Henriette Grindat, le soleil pour postérité
Henriette Grindat immense photographe lausannoise était une amie de mes parents.
Lors de l'exposition Henriette Grindat, photographe au musée Historique à Lausanne, j'avais gardé cet intéressant article que je vous propose avec l'aimable autorisation du Journal "Le Temps"Article Journal « Le Temps » mars 2010
Photographie jeudi25 mars 2010
Henriette Grindat, le soleil pour postérité
Par Luc Debraine
Adepte d'une photo lyrique, la Lausannoise (1923-1986) a séjourné en Méditerranée sous l'influence d'Albert Camus, en compagnie duquel elle a signé un beau livre. Une exposition fait resurgir ses images oubliées
Les photographies, elles aussi, prennent de l'âge. Le constat est flagrant dans la rétrospective des images méditerranéennes de la Lausannoise Henriette Grindat (1923-1986). Il est d'autant plus apparent que la photographe, telle une philosophe présocratique, a longtemps cherché à rendre ce que la mer, le soleil et la pierre ont de plus intemporel. Mais voilà: ce style élégiaque en noir et blanc, amateur de reflets, de surfaces et de textures, a vieilli depuis les années de l'après-guerre, où toute une génération reprenait goût à la vie.
Ce préambule en demi-teinte n'est pas une raison de bouder l'exposition du Musée historique de Lausanne. Le visiteur y fait de belles découvertes, comme d'admirables photos prises en Algérie dans les années 1950. Et il fait connaissance avec une forte personnalité de la scène artistique de Suisse romande dans ces années-là.
Henriette Grindat revendiquait son statut d'artiste à la suite de la photographie subjective allemande ou du Collège des photographes suisses (Werner Bischof, Gotthard Schuh et Jakob Tuggener). Les professionnels s'émancipaient alors de la fonction documentaire du médium pour embrasser la condition d'auteur à part entière. Henriette Grindat a été l'une des premières femmes photographes en Suisse à développer un langage personnel, subjectif, chargé de littérature comme un fleuve est chargé de limon fertile.

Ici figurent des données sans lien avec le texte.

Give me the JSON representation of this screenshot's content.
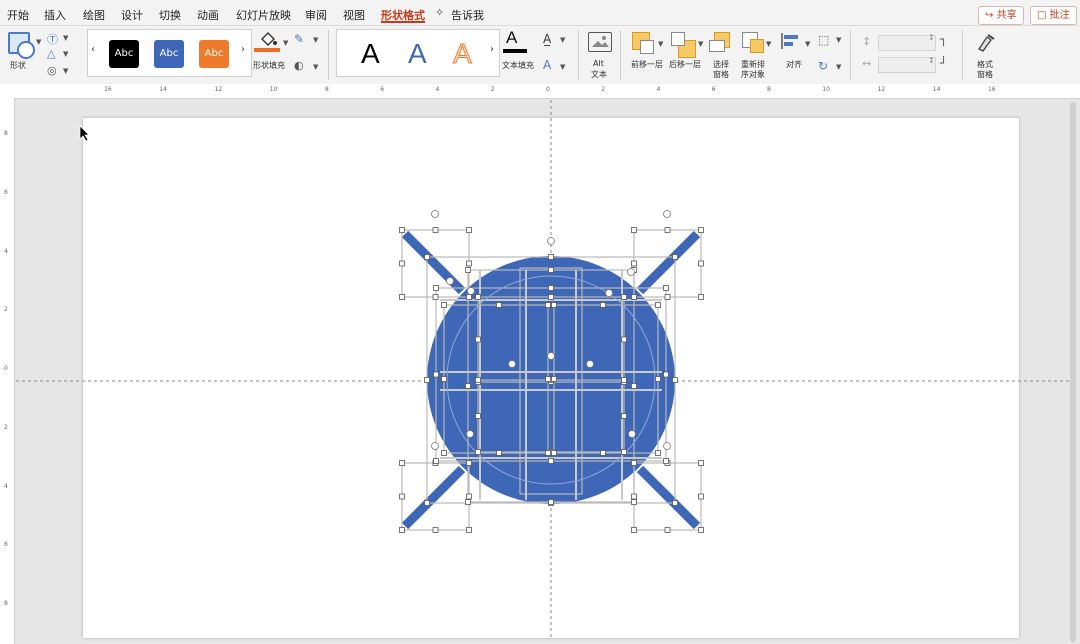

Adolescente à Lausanne, Henriette Grindat contracte une poliomyélite qui la tient longtemps alitée, à l'hôpital. Loin de se laisser abattre, la jeune fille développe son monde intérieur, forgeant un caractère aussi contemplatif que combatif. Guérie, la Vaudoise suit une formation photographique dans les écoles de Gertrude Fehr, à Lausanne puis à Vevey. Fehr transmet à son élève un intérêt pour les techniques expérimentées vingt ans plus tôt par les surréalistes: les montages, solarisations ou expositions multiples. Henriette Grindat, qui ne tarde pas à rallier Paris, trouve dans ces techniques sa première manière onirique. Elle fait la connaissance d'André Breton, Michel Butor, et Alain Resnais, rend visite à Ubac, Brassaï et Bellmer dans leurs ateliers. Grâce à Maurice Nadeau, un critique proche des surréalistes, Henriette Grindat expose ses photographies en 1949 à la librairie-galerie la Hune de Saint-Germain-des-Prés.

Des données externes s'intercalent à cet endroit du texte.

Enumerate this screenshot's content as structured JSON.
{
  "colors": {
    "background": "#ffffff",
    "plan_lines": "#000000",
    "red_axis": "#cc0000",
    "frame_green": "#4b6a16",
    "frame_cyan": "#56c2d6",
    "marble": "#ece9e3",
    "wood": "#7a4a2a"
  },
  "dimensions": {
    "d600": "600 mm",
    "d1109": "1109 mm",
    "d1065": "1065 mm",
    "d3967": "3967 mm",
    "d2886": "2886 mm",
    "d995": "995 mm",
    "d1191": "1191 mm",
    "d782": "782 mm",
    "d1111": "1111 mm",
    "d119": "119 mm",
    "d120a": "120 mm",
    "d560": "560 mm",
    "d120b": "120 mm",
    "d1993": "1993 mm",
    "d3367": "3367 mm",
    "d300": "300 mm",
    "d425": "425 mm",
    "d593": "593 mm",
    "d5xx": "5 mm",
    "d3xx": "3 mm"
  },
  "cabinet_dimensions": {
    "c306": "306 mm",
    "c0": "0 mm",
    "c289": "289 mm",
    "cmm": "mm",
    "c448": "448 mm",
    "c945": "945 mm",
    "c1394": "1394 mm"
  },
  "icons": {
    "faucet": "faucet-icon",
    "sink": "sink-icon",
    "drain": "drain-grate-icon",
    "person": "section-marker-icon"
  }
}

Rentrée en Suisse, la photographe se rapproche du graveur Albert Yersin, qui deviendra son mari, et fréquente l'atelier lausannois de la peintre Lélo Fiaux. Celle-ci encourage la jeune photographe à découvrir la Méditerranée. Au début des années 50, Henriette Grindat largue les amarres. Elle s'arrête en Provence, dans la région de l'Isle-sur-la-Sorgue qu'elle découvre en compagnie de René Char. Le poète montre à son ami Albert Camus les photos que la Lausannoise prend des îles et de l'eau dans cette ancienne terre marécageuse. Char et Camus décident d'en faire un livre. Camus écrit des courts textes en 1952. Mais l'ouvrage, La Postérité du Soleil, ne sera publié qu'en 1965 chez l'éditeur genevois Edwin Engelberts.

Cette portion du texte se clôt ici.